A proposal for the Dunedin City Council to sell Aurora Energy seems to be struggling to secure enough backing to go ahead.
However, Dunedin Mayor Jules Radich said the information-gathering process continued and he believed councillors had yet to decide how they would vote at a meeting next week.
Mr Radich said he expected a few minds might have been made up.
"A great many are not", he said.
The present council had demonstrated "a good degree of open-mindedness when it comes to difficult decisions".
Council staff have yet to present a report on the subject.
"It is a big decision", Mr Radich said.
"Everyone is taking it very seriously."
Aurora Energy owns and operates the electricity distribution networks for Dunedin, Central Otago, Wānaka and Queenstown.

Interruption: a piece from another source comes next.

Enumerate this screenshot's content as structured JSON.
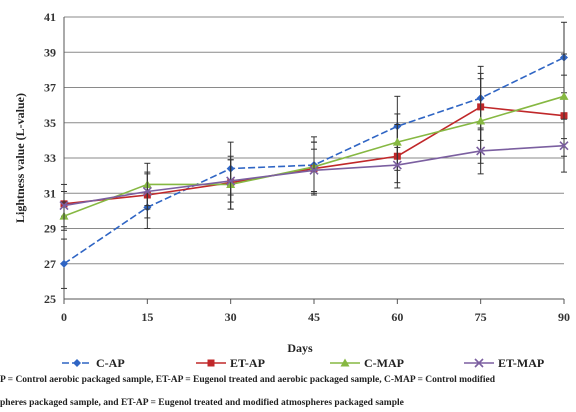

Documents suggest the company could be expected to sell for more than $1billion.
The Otago Daily Times talked to five Dunedin city councillors yesterday to try to gauge sentiment ahead of the vote.

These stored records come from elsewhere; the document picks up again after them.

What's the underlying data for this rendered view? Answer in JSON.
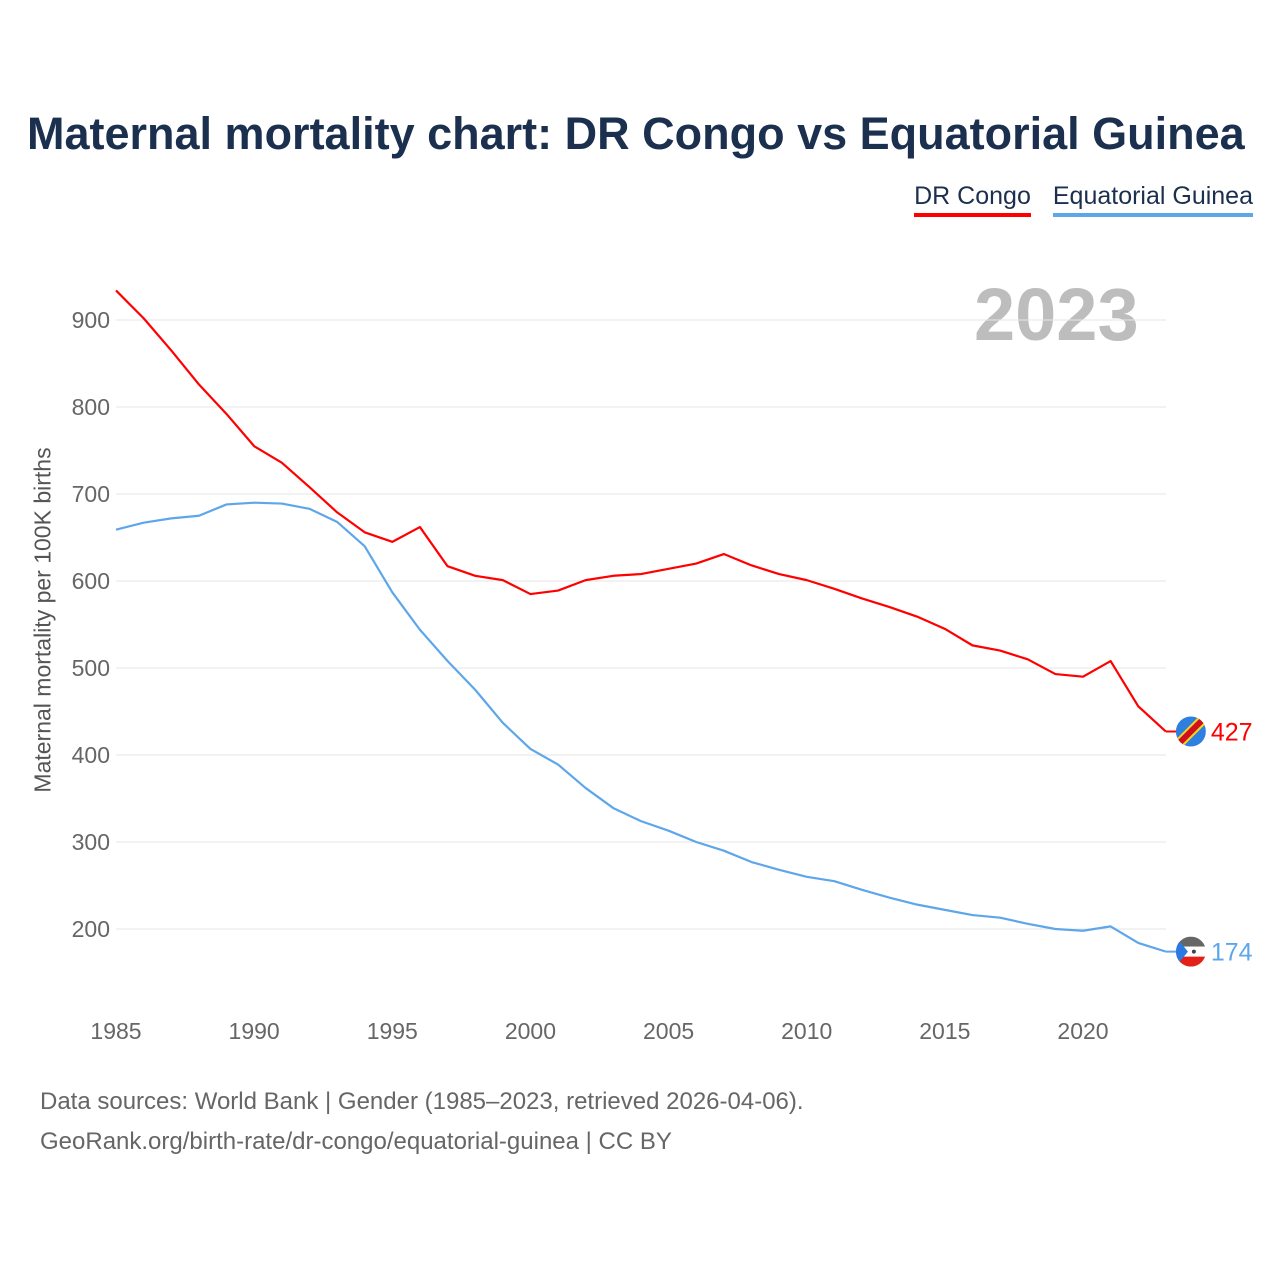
{
  "chart_data": {
    "type": "line",
    "title": "Maternal mortality chart: DR Congo vs Equatorial Guinea",
    "ylabel": "Maternal mortality per 100K births",
    "xlabel": "",
    "year_label": "2023",
    "x": [
      1985,
      1986,
      1987,
      1988,
      1989,
      1990,
      1991,
      1992,
      1993,
      1994,
      1995,
      1996,
      1997,
      1998,
      1999,
      2000,
      2001,
      2002,
      2003,
      2004,
      2005,
      2006,
      2007,
      2008,
      2009,
      2010,
      2011,
      2012,
      2013,
      2014,
      2015,
      2016,
      2017,
      2018,
      2019,
      2020,
      2021,
      2022,
      2023
    ],
    "xlim": [
      1985,
      2023
    ],
    "ylim": [
      130,
      940
    ],
    "xticks": [
      "1985",
      "1990",
      "1995",
      "2000",
      "2005",
      "2010",
      "2015",
      "2020"
    ],
    "yticks": [
      "200",
      "300",
      "400",
      "500",
      "600",
      "700",
      "800",
      "900"
    ],
    "grid": true,
    "legend_position": "top-right",
    "series": [
      {
        "name": "DR Congo",
        "color": "#ff0000",
        "end_label": "427",
        "flag": "dr-congo-flag",
        "values": [
          934,
          902,
          865,
          826,
          792,
          755,
          736,
          708,
          679,
          656,
          645,
          662,
          617,
          606,
          601,
          585,
          589,
          601,
          606,
          608,
          614,
          620,
          631,
          618,
          608,
          601,
          591,
          580,
          570,
          559,
          545,
          526,
          520,
          510,
          493,
          490,
          508,
          456,
          427
        ]
      },
      {
        "name": "Equatorial Guinea",
        "color": "#5ea6ea",
        "end_label": "174",
        "flag": "equatorial-guinea-flag",
        "values": [
          659,
          667,
          672,
          675,
          688,
          690,
          689,
          683,
          668,
          640,
          587,
          544,
          508,
          475,
          437,
          407,
          389,
          362,
          339,
          324,
          313,
          300,
          290,
          277,
          268,
          260,
          255,
          245,
          236,
          228,
          222,
          216,
          213,
          206,
          200,
          198,
          203,
          184,
          174
        ]
      }
    ]
  },
  "footer": {
    "line1": "Data sources: World Bank | Gender (1985–2023, retrieved 2026-04-06).",
    "line2": "GeoRank.org/birth-rate/dr-congo/equatorial-guinea | CC BY"
  }
}
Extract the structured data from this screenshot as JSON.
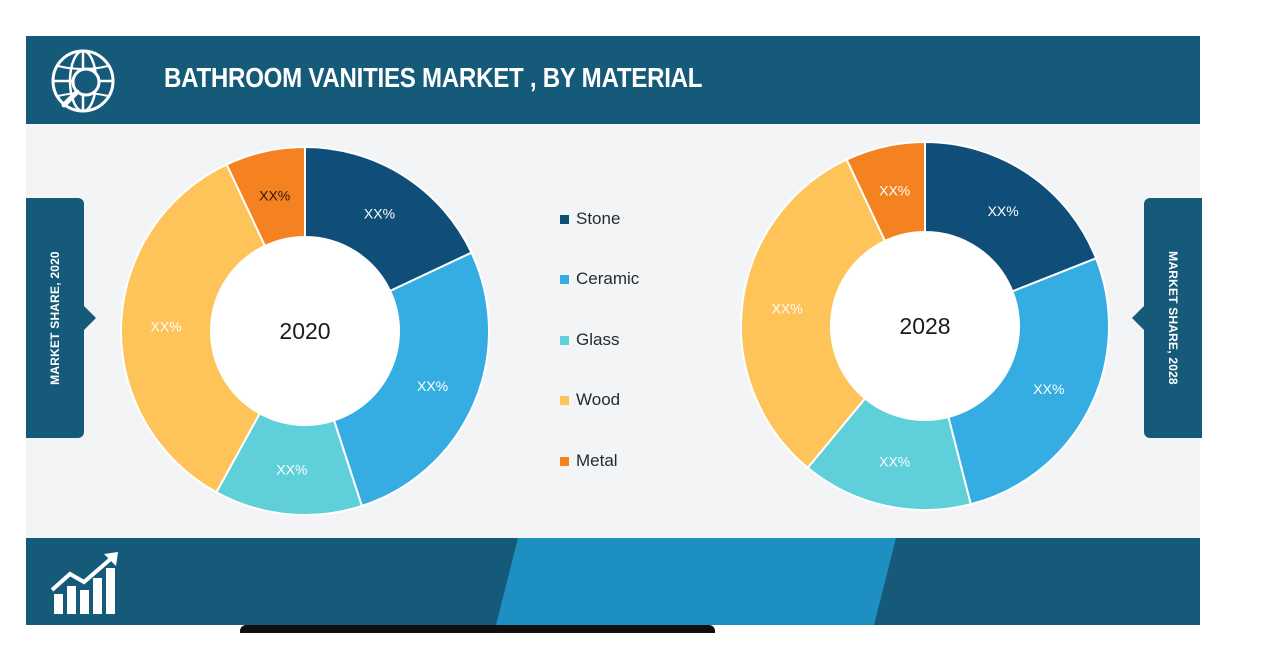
{
  "header": {
    "title": "BATHROOM VANITIES MARKET , BY MATERIAL",
    "icon": "globe-search-icon"
  },
  "footer": {
    "icon": "growth-chart-icon"
  },
  "side_tabs": {
    "left": "MARKET SHARE, 2020",
    "right": "MARKET SHARE, 2028"
  },
  "legend": [
    {
      "label": "Stone",
      "color": "#0f4e79"
    },
    {
      "label": "Ceramic",
      "color": "#35ade3"
    },
    {
      "label": "Glass",
      "color": "#5fcfda"
    },
    {
      "label": "Wood",
      "color": "#fec359"
    },
    {
      "label": "Metal",
      "color": "#f58220"
    }
  ],
  "chart_data": [
    {
      "type": "pie",
      "center_label": "2020",
      "categories": [
        "Stone",
        "Ceramic",
        "Glass",
        "Wood",
        "Metal"
      ],
      "values": [
        18,
        27,
        13,
        35,
        7
      ],
      "data_labels": [
        "XX%",
        "XX%",
        "XX%",
        "XX%",
        "XX%"
      ]
    },
    {
      "type": "pie",
      "center_label": "2028",
      "categories": [
        "Stone",
        "Ceramic",
        "Glass",
        "Wood",
        "Metal"
      ],
      "values": [
        19,
        27,
        15,
        32,
        7
      ],
      "data_labels": [
        "XX%",
        "XX%",
        "XX%",
        "XX%",
        "XX%"
      ]
    }
  ]
}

One felt the vote could be close, another believed the proposal was "dead in the water" and a third expected Aurora would be retained by the council by a margin of 10-5 or 11-4, assuming there is full attendance at the meeting and nobody abstains.
Eight votes would be enough to defeat the sale.
A councillor who had yet to make up their mind said the council had to weigh up public opinion and professional advice.
Another indicated the weight of public feedback would be difficult to set aside.
Cr Marie Laufiso was the only elected representative present at a meeting in March to vote against pitching a proposal to the public, while Cr Jim O’Malley was absent.
The vast majority of more than 700 public submissions were opposed to a possible sale and opposition during a hearing in May was emphatic.
There have since been workshops run by the council and by Dunedin City Holdings Ltd (DCHL), which had recommended a sale of Aurora.
Aurora is the largest trading company in the DCHL group, which is owned by the council.
Mr Radich told a public meeting in April selling Aurora could put the council on a sustainable footing.
Key reasons for the proposal to sell have included avoiding the need for the combined debt of the council and its companies increasing to fund Aurora’s substantial future capital requirements.
It has not paid a dividend to DCHL since 2017.
Reasons for retaining the company include that it is set to grow in value.